Diagnosticians recognize several possible subtypes of Major Depressive Disorder. ICD-10 does not specify a melancholic subtype, but does distinguish on presence or absence of psychosis.

  • Depression with Catatonic Features - This subtype can be applied to Major Depressive episodes as well as to manic episodes, though it is rare, and rarer in mania. Catatonia is characterized by motoric immobility evidenced by catalepsy or stupor. This MDD subtype may also manifest excessive, nonprompted motor activity (akathisia), extreme negativism or mutism, and peculiarities in movement, including stereotypical movements, prominent mannerisms, and prominent grimacing. There may also be evidence of echolalia or echopraxia.
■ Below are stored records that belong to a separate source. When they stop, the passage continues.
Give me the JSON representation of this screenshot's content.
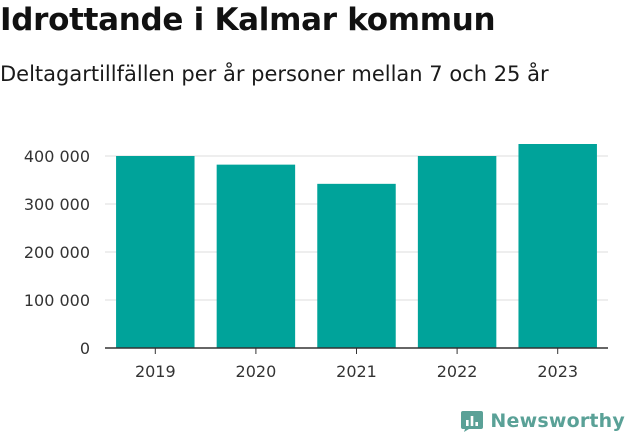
{
  "header": {
    "title": "Idrottande i Kalmar kommun",
    "subtitle": "Deltagartillfällen per år personer mellan 7 och 25 år"
  },
  "brand": {
    "name": "Newsworthy",
    "icon": "bar-chart-logo-icon",
    "color": "#5aa197"
  },
  "chart_data": {
    "type": "bar",
    "title": "Idrottande i Kalmar kommun",
    "subtitle": "Deltagartillfällen per år personer mellan 7 och 25 år",
    "xlabel": "",
    "ylabel": "",
    "categories": [
      "2019",
      "2020",
      "2021",
      "2022",
      "2023"
    ],
    "values": [
      400000,
      382000,
      342000,
      400000,
      425000
    ],
    "ylim": [
      0,
      450000
    ],
    "yticks": [
      0,
      100000,
      200000,
      300000,
      400000
    ],
    "ytick_labels": [
      "0",
      "100 000",
      "200 000",
      "300 000",
      "400 000"
    ],
    "grid": true,
    "legend": "none",
    "bar_color": "#00a39a",
    "grid_color": "#dddddd",
    "axis_color": "#333333"
  }
}
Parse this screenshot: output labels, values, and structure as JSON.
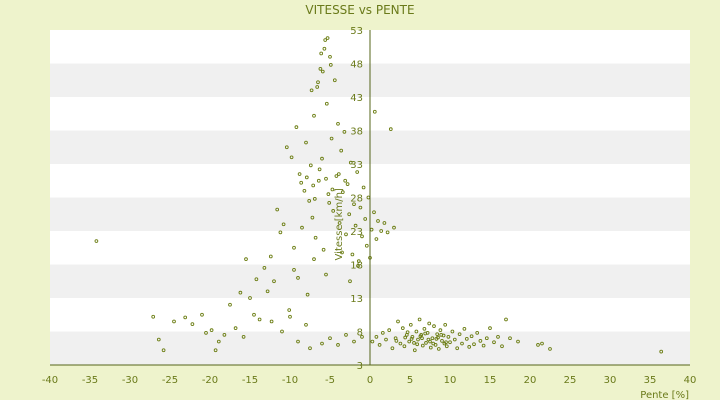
{
  "chart_data": {
    "type": "scatter",
    "title": "VITESSE vs PENTE",
    "xlabel": "Pente [%]",
    "ylabel": "Vitesse [km/h]",
    "xlim": [
      -40,
      40
    ],
    "ylim": [
      3,
      53
    ],
    "x_ticks": [
      "-40",
      "-35",
      "-30",
      "-25",
      "-20",
      "-15",
      "-10",
      "-5",
      "0",
      "5",
      "10",
      "15",
      "20",
      "25",
      "30",
      "35",
      "40"
    ],
    "y_ticks": [
      "3",
      "8",
      "13",
      "18",
      "23",
      "28",
      "33",
      "38",
      "43",
      "48",
      "53"
    ],
    "grid": "horizontal bands",
    "legend": "none",
    "point_color": "#6b7d12",
    "colors": {
      "background": "#eef3cc",
      "plot_band_light": "#ffffff",
      "plot_band_dark": "#f0f0f0",
      "axis": "#55651a",
      "text": "#6a7a1a"
    },
    "series": [
      {
        "values": [
          [
            -34.2,
            21.5
          ],
          [
            36.4,
            5.0
          ],
          [
            -27.1,
            10.2
          ],
          [
            -26.4,
            6.8
          ],
          [
            -25.8,
            5.2
          ],
          [
            -24.5,
            9.5
          ],
          [
            -23.1,
            10.1
          ],
          [
            -22.2,
            9.1
          ],
          [
            -21.0,
            10.5
          ],
          [
            -20.5,
            7.8
          ],
          [
            -19.8,
            8.2
          ],
          [
            -19.3,
            5.2
          ],
          [
            -18.9,
            6.5
          ],
          [
            -18.2,
            7.5
          ],
          [
            -17.5,
            12.0
          ],
          [
            -16.8,
            8.5
          ],
          [
            -16.2,
            13.8
          ],
          [
            -15.5,
            18.8
          ],
          [
            -15.0,
            13.0
          ],
          [
            -14.5,
            10.5
          ],
          [
            -14.2,
            15.8
          ],
          [
            -13.8,
            9.8
          ],
          [
            -13.2,
            17.5
          ],
          [
            -12.8,
            14.0
          ],
          [
            -12.4,
            19.2
          ],
          [
            -12.0,
            15.5
          ],
          [
            -11.6,
            26.2
          ],
          [
            -11.2,
            22.8
          ],
          [
            -10.8,
            24.0
          ],
          [
            -10.4,
            35.5
          ],
          [
            -10.1,
            11.2
          ],
          [
            -9.8,
            34.0
          ],
          [
            -9.5,
            20.5
          ],
          [
            -9.2,
            38.5
          ],
          [
            -9.0,
            16.0
          ],
          [
            -8.8,
            31.5
          ],
          [
            -8.5,
            23.5
          ],
          [
            -8.2,
            29.0
          ],
          [
            -8.0,
            36.2
          ],
          [
            -7.8,
            13.5
          ],
          [
            -7.6,
            27.5
          ],
          [
            -7.4,
            32.8
          ],
          [
            -7.2,
            25.0
          ],
          [
            -7.0,
            40.2
          ],
          [
            -6.8,
            22.0
          ],
          [
            -6.6,
            44.5
          ],
          [
            -6.4,
            30.5
          ],
          [
            -6.2,
            47.2
          ],
          [
            -6.0,
            33.8
          ],
          [
            -5.8,
            20.2
          ],
          [
            -5.6,
            51.5
          ],
          [
            -5.4,
            42.0
          ],
          [
            -5.2,
            28.5
          ],
          [
            -5.0,
            49.0
          ],
          [
            -4.8,
            36.8
          ],
          [
            -4.6,
            26.0
          ],
          [
            -4.4,
            45.5
          ],
          [
            -4.2,
            31.2
          ],
          [
            -4.0,
            39.0
          ],
          [
            -3.8,
            24.2
          ],
          [
            -3.6,
            35.0
          ],
          [
            -3.4,
            28.8
          ],
          [
            -3.2,
            37.8
          ],
          [
            -3.0,
            22.5
          ],
          [
            -2.8,
            30.0
          ],
          [
            -2.6,
            25.5
          ],
          [
            -2.4,
            33.2
          ],
          [
            -2.2,
            19.5
          ],
          [
            -2.0,
            27.0
          ],
          [
            -1.8,
            23.8
          ],
          [
            -1.6,
            31.8
          ],
          [
            -1.4,
            18.5
          ],
          [
            -1.2,
            26.5
          ],
          [
            -1.0,
            22.2
          ],
          [
            -0.8,
            29.5
          ],
          [
            -0.6,
            24.8
          ],
          [
            -0.4,
            20.8
          ],
          [
            -0.2,
            28.0
          ],
          [
            0.2,
            23.2
          ],
          [
            0.5,
            25.8
          ],
          [
            0.8,
            21.8
          ],
          [
            0.6,
            40.8
          ],
          [
            1.0,
            24.5
          ],
          [
            1.4,
            23.0
          ],
          [
            1.8,
            24.2
          ],
          [
            2.2,
            22.8
          ],
          [
            2.6,
            38.2
          ],
          [
            3.0,
            23.5
          ],
          [
            -6.1,
            49.5
          ],
          [
            -5.7,
            50.2
          ],
          [
            -5.3,
            51.8
          ],
          [
            -5.9,
            46.8
          ],
          [
            -6.5,
            45.2
          ],
          [
            -7.3,
            44.0
          ],
          [
            -4.9,
            47.8
          ],
          [
            -8.6,
            30.2
          ],
          [
            -7.9,
            31.0
          ],
          [
            -7.1,
            29.8
          ],
          [
            -6.3,
            32.2
          ],
          [
            -5.5,
            30.8
          ],
          [
            -4.7,
            29.2
          ],
          [
            -3.9,
            31.5
          ],
          [
            -3.1,
            30.5
          ],
          [
            -6.9,
            27.8
          ],
          [
            -5.1,
            27.2
          ],
          [
            -12.3,
            9.5
          ],
          [
            -11.0,
            8.0
          ],
          [
            -9.0,
            6.5
          ],
          [
            -7.5,
            5.5
          ],
          [
            -6.0,
            6.2
          ],
          [
            -5.0,
            7.0
          ],
          [
            -4.0,
            6.0
          ],
          [
            -3.0,
            7.5
          ],
          [
            -2.0,
            6.5
          ],
          [
            -1.0,
            7.2
          ],
          [
            -10.0,
            10.2
          ],
          [
            -8.0,
            9.0
          ],
          [
            -15.8,
            7.2
          ],
          [
            -9.5,
            17.2
          ],
          [
            -7.0,
            18.8
          ],
          [
            -5.5,
            16.5
          ],
          [
            -3.5,
            19.8
          ],
          [
            -2.5,
            15.5
          ],
          [
            -1.5,
            17.8
          ],
          [
            0.0,
            19.0
          ],
          [
            0.3,
            6.5
          ],
          [
            0.8,
            7.2
          ],
          [
            1.2,
            6.0
          ],
          [
            1.6,
            7.8
          ],
          [
            2.0,
            6.8
          ],
          [
            2.4,
            8.2
          ],
          [
            2.8,
            5.5
          ],
          [
            3.2,
            7.0
          ],
          [
            3.5,
            9.5
          ],
          [
            3.8,
            6.2
          ],
          [
            4.1,
            8.5
          ],
          [
            4.3,
            5.8
          ],
          [
            4.6,
            7.5
          ],
          [
            4.9,
            6.5
          ],
          [
            5.1,
            9.0
          ],
          [
            5.3,
            7.2
          ],
          [
            5.6,
            5.2
          ],
          [
            5.8,
            8.0
          ],
          [
            6.0,
            6.8
          ],
          [
            6.2,
            9.8
          ],
          [
            6.4,
            7.5
          ],
          [
            6.6,
            5.9
          ],
          [
            6.8,
            8.4
          ],
          [
            7.0,
            6.3
          ],
          [
            7.2,
            7.8
          ],
          [
            7.4,
            9.2
          ],
          [
            7.6,
            5.6
          ],
          [
            7.8,
            7.0
          ],
          [
            8.0,
            8.8
          ],
          [
            8.2,
            6.0
          ],
          [
            8.4,
            7.6
          ],
          [
            8.6,
            5.4
          ],
          [
            8.8,
            8.2
          ],
          [
            9.0,
            6.6
          ],
          [
            9.2,
            7.4
          ],
          [
            9.4,
            9.0
          ],
          [
            9.6,
            5.8
          ],
          [
            9.8,
            7.2
          ],
          [
            10.0,
            6.4
          ],
          [
            10.3,
            8.0
          ],
          [
            10.6,
            6.8
          ],
          [
            10.9,
            5.5
          ],
          [
            11.2,
            7.6
          ],
          [
            11.5,
            6.2
          ],
          [
            11.8,
            8.4
          ],
          [
            12.1,
            6.9
          ],
          [
            12.4,
            5.7
          ],
          [
            12.7,
            7.3
          ],
          [
            13.0,
            6.1
          ],
          [
            13.4,
            7.8
          ],
          [
            13.8,
            6.6
          ],
          [
            14.2,
            5.9
          ],
          [
            14.6,
            7.0
          ],
          [
            15.0,
            8.5
          ],
          [
            15.5,
            6.4
          ],
          [
            16.0,
            7.2
          ],
          [
            16.5,
            5.8
          ],
          [
            17.0,
            9.8
          ],
          [
            17.5,
            7.0
          ],
          [
            18.5,
            6.5
          ],
          [
            21.0,
            6.0
          ],
          [
            21.5,
            6.2
          ],
          [
            22.5,
            5.4
          ],
          [
            3.3,
            6.6
          ],
          [
            4.4,
            7.1
          ],
          [
            5.5,
            6.3
          ],
          [
            6.5,
            7.0
          ],
          [
            7.5,
            6.5
          ],
          [
            8.5,
            7.1
          ],
          [
            9.5,
            6.4
          ],
          [
            4.7,
            7.9
          ],
          [
            5.9,
            6.1
          ],
          [
            6.9,
            7.7
          ],
          [
            7.9,
            6.2
          ],
          [
            8.9,
            7.5
          ],
          [
            5.2,
            6.9
          ],
          [
            6.3,
            7.3
          ],
          [
            7.3,
            6.8
          ],
          [
            8.3,
            6.9
          ],
          [
            9.3,
            6.2
          ]
        ]
      }
    ]
  }
}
It is very rarely encountered, and may not be a useful category.
  • Depression with Melancholic Features - Melancholia is characterized by a loss of pleasure (anhedonia) in most or all activities, a failure of reactivity to pleasurable stimuli, a quality of depressed mood more pronounced than that of grief or loss, a worsening of symptoms in the morning hours, early morning waking, psychomotor retardation, anorexia (excessive weight loss, not to be confused with Anorexia Nervosa), or excessive guilt.
  • Depression with Atypical Features - Atypicality is characterized by mood reactivity (paradoxical anhedonia) and positivity, significant weight gain or increased appetite, excessive sleep or somnolence (hypersomnia), leaden paralysis, or significant social impairment as a consequence of hypersensitivity to perceived interpersonal rejection. People with this can react with interest or pleasure to some things, unlike most depressed individuals.
  • Depression with Psychotic Features - Some people with Major Depressive or Manic episode may experience psychotic features. They may be presented with hallucinations or delusions that are either mood-congruent (content coincident with depressive themes) or non-mood-congruent (content not coincident with depressive themes). It is clinically more common to encounter a delusional system as an adjunct to depression than to encounter hallucinations, whether visual or auditory.

Other Categories of DepressionEdit

Dysthymia is a long-term, mild depression that lasts for a minimum of two years. There must be persistent depressed mood continuously for at least two years. By definition the symptoms are not as severe as with Major Depression, although those with Dysthymia are vulnerable to co-occurring episodes of Major Depression. This disorder often begins in adolescence and crosses the lifespan. People who are diagnosed with major depressive episodes and dysthymic disorder are diagnosed with double depression. Dysthimic disorder develops first and then one or more major depressive episodes happen later.

Bipolar I Disorder is an episodic illness in which moods may cycle between mania and depression. In the United States, Bipolar Disorder was previously called Manic Depression. This term is no longer favored by the medical community, however, even though depression plays a much stronger (in terms of disability and potential for suicide) role in the disorder. "Manic Depression" is still often used in the nonmedical community.

Bipolar II Disorder is an episodic illness that is defined primarily by depression but evidences episodes of hypomania.

Postpartum depression or Post-Natal Depression is clinical depression that occurs within two years of childbirth. Due to physical, mental and emotional exhaustion combined with sleep-deprivation; motherhood can sensitise women to clinical depression.

Reactive depression refers to an inappropriate state of depression that is precipitated by events in the person's life (to be distinguished from normal grief)arising as a consequence of severe life events.